L’ungherese János Bolyai (1802 – 1860) fu, con Lobachevskij, Gauss e Riemann, uno degli scopritori della geometria non-euclidea, un’assiomatizzazione diversa dalla classica geometria euclidea, basata sulla contestazione del postulato sulle parallele. Questa scoperta di una visione alternativa dello spazio, logicamente consistente, aprì la strada per l’esplorazione di nuovi mondi geometrici, che avrebbero portato alla nascita di straordinarie interpretazioni di come è fatto l’universo.
Annunciando la scoperta della geometria iperbolica, Bolyai scriveva il 3 novembre 1823 al padre Farkas, anch’egli matematico, e compagno di studi di Gauss, da Temesvár (Timişoara), allora parte dell’Impero Austro-Ungarico:
“Ho raggiunto risultati così straordinari da restare attonito io stesso, e sarebbe un gran peccato che ciò vada perduto. Quando li vedrete, caro padre, anche voi capirete. Ora posso solo dire che ho creato un nuovo, diverso, mondo partendo dal nulla.”.
Quest’ultima frase fu posta in epigrafe al sonetto che il grande poeta ungherese Mihály Babits scrisse sulla rivista Nyugat nel 1911, subito dopo la solenne traslazione delle salme dei due Bolyai.
Ora, il sonetto è scritto in ungherese, lingua quanto mai ostica che non conosco, e ne sono venuto a conoscenza tramite una versione inglese molto infedele, e a un più accessibile adattamento spagnolo, di cui è bene non fidarsi, oltre che alla solitamente inattendibile traduzione diretta di Google Translator. Chi redige queste righe non conosce a livello professionale alcuna di queste lingue, ma in base al titolo dell’opera, alla presentazione in inglese e ai molti vocaboli comprensibili del testo s’è persuaso di potersene proporre come adattatore.

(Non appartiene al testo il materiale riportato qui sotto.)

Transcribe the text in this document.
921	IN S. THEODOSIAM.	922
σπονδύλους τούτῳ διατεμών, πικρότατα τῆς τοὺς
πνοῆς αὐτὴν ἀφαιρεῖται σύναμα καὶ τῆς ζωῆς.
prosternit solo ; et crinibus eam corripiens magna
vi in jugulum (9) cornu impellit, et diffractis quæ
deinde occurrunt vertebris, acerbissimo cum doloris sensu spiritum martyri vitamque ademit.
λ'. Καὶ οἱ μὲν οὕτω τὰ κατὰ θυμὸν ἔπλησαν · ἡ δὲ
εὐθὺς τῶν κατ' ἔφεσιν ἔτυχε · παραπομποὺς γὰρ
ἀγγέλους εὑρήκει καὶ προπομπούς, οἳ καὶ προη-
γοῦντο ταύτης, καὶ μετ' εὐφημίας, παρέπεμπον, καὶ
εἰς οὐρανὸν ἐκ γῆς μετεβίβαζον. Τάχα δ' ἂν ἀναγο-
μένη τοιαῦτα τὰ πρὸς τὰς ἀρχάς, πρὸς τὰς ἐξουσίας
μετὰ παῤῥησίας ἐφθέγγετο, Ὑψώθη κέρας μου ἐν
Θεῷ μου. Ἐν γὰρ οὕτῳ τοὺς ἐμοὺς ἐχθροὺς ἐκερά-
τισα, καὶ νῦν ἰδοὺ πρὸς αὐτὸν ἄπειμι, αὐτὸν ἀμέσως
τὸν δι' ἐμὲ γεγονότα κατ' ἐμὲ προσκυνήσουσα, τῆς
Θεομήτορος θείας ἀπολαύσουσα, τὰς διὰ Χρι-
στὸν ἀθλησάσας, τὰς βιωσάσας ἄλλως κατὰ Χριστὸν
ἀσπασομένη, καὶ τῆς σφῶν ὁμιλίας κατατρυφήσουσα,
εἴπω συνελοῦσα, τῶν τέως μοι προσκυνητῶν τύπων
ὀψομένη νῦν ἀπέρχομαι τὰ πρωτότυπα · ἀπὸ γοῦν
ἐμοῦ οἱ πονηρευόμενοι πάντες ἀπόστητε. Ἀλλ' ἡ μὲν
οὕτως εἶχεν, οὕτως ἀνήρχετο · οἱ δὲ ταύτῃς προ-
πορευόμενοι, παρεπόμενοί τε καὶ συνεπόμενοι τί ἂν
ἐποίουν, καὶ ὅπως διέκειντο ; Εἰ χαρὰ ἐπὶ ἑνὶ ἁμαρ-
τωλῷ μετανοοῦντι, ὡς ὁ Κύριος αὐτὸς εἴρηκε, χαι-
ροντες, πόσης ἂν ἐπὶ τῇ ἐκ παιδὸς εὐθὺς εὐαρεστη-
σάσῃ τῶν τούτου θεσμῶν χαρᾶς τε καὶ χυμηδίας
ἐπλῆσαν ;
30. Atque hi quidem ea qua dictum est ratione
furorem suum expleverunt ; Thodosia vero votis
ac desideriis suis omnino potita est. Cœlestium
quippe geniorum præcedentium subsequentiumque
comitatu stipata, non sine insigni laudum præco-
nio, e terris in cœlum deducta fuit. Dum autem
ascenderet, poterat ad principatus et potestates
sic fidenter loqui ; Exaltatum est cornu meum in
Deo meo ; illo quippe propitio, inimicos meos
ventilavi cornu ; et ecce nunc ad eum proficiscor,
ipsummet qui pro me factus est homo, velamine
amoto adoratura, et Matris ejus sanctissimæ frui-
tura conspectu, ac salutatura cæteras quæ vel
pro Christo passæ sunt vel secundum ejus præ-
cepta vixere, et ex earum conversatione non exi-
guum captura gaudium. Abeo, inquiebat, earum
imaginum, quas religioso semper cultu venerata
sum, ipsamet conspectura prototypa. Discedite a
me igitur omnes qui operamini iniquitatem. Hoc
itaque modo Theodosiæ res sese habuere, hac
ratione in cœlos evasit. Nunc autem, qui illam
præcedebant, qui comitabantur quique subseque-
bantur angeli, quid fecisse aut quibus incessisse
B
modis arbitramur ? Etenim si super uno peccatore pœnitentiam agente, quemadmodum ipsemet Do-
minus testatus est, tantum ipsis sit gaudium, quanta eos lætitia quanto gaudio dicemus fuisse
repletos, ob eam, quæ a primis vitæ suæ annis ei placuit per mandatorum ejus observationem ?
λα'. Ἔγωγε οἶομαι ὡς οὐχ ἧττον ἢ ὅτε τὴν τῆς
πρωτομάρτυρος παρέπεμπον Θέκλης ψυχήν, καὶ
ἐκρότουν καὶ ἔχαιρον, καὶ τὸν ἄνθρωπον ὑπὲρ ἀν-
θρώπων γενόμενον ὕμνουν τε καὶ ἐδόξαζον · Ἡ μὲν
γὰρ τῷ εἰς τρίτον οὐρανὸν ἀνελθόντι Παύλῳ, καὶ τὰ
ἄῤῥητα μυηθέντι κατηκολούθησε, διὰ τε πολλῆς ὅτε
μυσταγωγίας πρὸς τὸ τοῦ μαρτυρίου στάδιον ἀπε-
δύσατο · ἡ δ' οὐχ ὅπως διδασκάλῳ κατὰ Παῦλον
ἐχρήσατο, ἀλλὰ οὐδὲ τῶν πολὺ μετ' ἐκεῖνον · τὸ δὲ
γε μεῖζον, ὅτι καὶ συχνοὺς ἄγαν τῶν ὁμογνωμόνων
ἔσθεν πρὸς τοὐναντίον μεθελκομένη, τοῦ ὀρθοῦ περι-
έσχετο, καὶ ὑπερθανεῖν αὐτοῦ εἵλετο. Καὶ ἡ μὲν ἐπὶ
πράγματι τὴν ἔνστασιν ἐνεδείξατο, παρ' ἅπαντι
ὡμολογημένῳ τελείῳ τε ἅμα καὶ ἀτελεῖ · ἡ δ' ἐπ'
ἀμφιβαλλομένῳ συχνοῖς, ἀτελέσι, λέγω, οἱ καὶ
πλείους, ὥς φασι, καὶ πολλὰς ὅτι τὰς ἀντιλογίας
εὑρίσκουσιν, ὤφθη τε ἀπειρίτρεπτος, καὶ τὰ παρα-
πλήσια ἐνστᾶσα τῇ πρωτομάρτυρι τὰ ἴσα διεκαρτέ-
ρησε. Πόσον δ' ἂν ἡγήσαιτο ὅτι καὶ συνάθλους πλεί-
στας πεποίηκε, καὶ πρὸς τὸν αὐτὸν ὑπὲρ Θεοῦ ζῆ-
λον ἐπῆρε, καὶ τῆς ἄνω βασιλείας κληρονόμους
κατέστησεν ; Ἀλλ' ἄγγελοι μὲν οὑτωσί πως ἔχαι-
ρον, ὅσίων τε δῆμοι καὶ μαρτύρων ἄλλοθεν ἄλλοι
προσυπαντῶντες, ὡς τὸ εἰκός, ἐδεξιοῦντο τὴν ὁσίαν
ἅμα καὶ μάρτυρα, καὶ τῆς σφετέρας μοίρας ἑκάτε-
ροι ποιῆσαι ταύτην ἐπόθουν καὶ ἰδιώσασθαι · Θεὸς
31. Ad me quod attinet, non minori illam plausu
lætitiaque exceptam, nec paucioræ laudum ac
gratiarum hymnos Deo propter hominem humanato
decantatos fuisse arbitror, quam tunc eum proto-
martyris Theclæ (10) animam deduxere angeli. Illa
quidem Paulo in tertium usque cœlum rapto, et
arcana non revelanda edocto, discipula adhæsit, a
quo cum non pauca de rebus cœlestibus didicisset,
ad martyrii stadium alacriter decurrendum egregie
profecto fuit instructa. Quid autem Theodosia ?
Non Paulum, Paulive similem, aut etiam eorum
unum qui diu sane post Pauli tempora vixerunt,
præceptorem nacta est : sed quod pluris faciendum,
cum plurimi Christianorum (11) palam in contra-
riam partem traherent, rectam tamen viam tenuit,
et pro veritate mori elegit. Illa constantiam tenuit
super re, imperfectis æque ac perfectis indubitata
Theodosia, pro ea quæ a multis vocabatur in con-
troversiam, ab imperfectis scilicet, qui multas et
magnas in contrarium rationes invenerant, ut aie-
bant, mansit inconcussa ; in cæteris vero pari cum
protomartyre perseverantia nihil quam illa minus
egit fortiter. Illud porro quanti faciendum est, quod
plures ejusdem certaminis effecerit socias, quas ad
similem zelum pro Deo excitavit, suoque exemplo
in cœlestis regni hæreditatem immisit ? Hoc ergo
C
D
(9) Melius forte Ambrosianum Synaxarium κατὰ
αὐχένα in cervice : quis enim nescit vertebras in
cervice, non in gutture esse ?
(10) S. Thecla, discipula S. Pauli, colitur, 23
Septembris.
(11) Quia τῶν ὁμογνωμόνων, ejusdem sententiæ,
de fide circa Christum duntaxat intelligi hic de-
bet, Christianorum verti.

Qui di seguito la versione originale in ungherese di Mihály Babits, seguita dal mio adattamento, frutto, come si è detto, di un lavoro di traduzione di traduzioni degno di Vincenzo Monti, traduttore dei traduttor di Omero.
Semmiből egy új, más világot teremtettem.......
– Bolyai János levele apjához –................
Isten elménket bezárta a térbe.
Szegény elménk e térben rab maradt:
a kapzsi villámölyv, a gondolat,
gyémántkorlátját még csak el sem érte.
Én, boldogolván azt a madarat
ki kalitjából legalább kilátott,
a semmiből alkottam új világot,
mint pókhálóból sző kötélt a rab.
Új törvényekkel, túl a szűk egen,
új végtelent nyitottam én eszemnek;
király gyanánt, túl minden képzeten
kirabolván kincsét a képtelennek
nevetlek, mint Istennel osztozó,
vén Euklides, rab törvényhozó.
Ho creato un universo nuovo, partendo dal niente
(lettera di János Bolyai a suo padre)
Dio ha chiuso nello spazio la nostra mente.
E in tale prigione rimase, ignava.
Falco bramoso, il pensiero beccava
i suoi muri di diamante inutilmente.
Io, felice come un uccello che ingabbiato
vede il sole, recluso che fila tenacemente,
un universo intero dal niente ho creato
con una rete di ragnatele consistente.
Con nuove leggi, oltre lo stretto me
ho aperto un infinito non pensato.
Non fecero di meglio i più grandi re.
Un tesoro impossibile ho trafugato
e con Dio, vecchio Euclide, rido di te,
poiché il tuo carcere ti sei creato.